Mahkemece, birleşen dava yönünden işin esasına girilmeli, bu kapsamda, ödeme emrine konu idari para cezasının kesinleşip kesinleşmediği; İdari itiraz yoluna başvurulmuş ise itirazın sonuçlanıp sonuçlanmadığı, veya iptali için idari dava açılıp açılmadığı, kesinleşip kesinleşmediği araştırılmalı, itiraz prosedürü tamamlanmadığı halde veya iptal davası açalıp ta kesinleşmediği halde, takibe konu edilen idari para cezası mevcut ise, sonuçlanması beklenip; kesinleşen idari para cezası miktarının tespitiyle, bu miktara ilişkin ödeme emri yönünden, 6183 sayılı Yasanın 58. maddesinde sınırlı olarak sayılmış nedenlere dayalı inceleme yapılması gerektiği gözetilmelidir.

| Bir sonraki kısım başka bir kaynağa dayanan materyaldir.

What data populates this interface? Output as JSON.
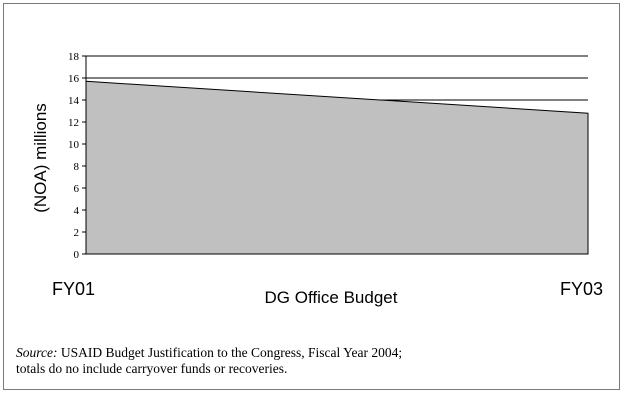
{
  "chart_data": {
    "type": "area",
    "categories": [
      "FY01",
      "FY03"
    ],
    "series": [
      {
        "values": [
          15.7,
          12.8
        ],
        "color": "#c0c0c0"
      }
    ],
    "xlabel": "DG Office Budget",
    "ylabel": "(NOA) millions",
    "ylim": [
      0,
      18
    ],
    "yticks": [
      0,
      2,
      4,
      6,
      8,
      10,
      12,
      14,
      16,
      18
    ],
    "gridlines": [
      14,
      16,
      18
    ],
    "grid": true,
    "legend": "none"
  },
  "note": {
    "source_label": "Source:",
    "source_text": " USAID Budget Justification to the Congress, Fiscal Year 2004;",
    "line2": "totals do no include carryover funds or recoveries."
  }
}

İdari para cezasının kesinleşmiş Kurum alacağına dönüştükten sonra takibe konu edildiğinin belirlenmesi halinde ise; 6183 sayılı Yasanın 58. maddesinde sınırlı olarak sayıldığı üzere, “böyle bir borcu olmadığı veya kısmen ödendiği veya zamanaşımına uğradığı” konularıyla sınırlı incelemeyle sonuca varılması gereği gözetilmeksizin; hak rüşürücü sürenin hesabında hataya düşülerek davanın reddine karar verilmiş olması, usul ve yasaya aykırı olup, bozma nedenidir.
O halde, davacı vekilinin bu yönleri amaçlayan temyiz itirazları kabul edilmeli ve hüküm bozulmalıdır.
SONUÇ: Temyiz edilen hükmün yukarıda açıklanan nedenlerle BOZULMASINA, 23.02.2012 gününde oybirliğiyle karar verildi.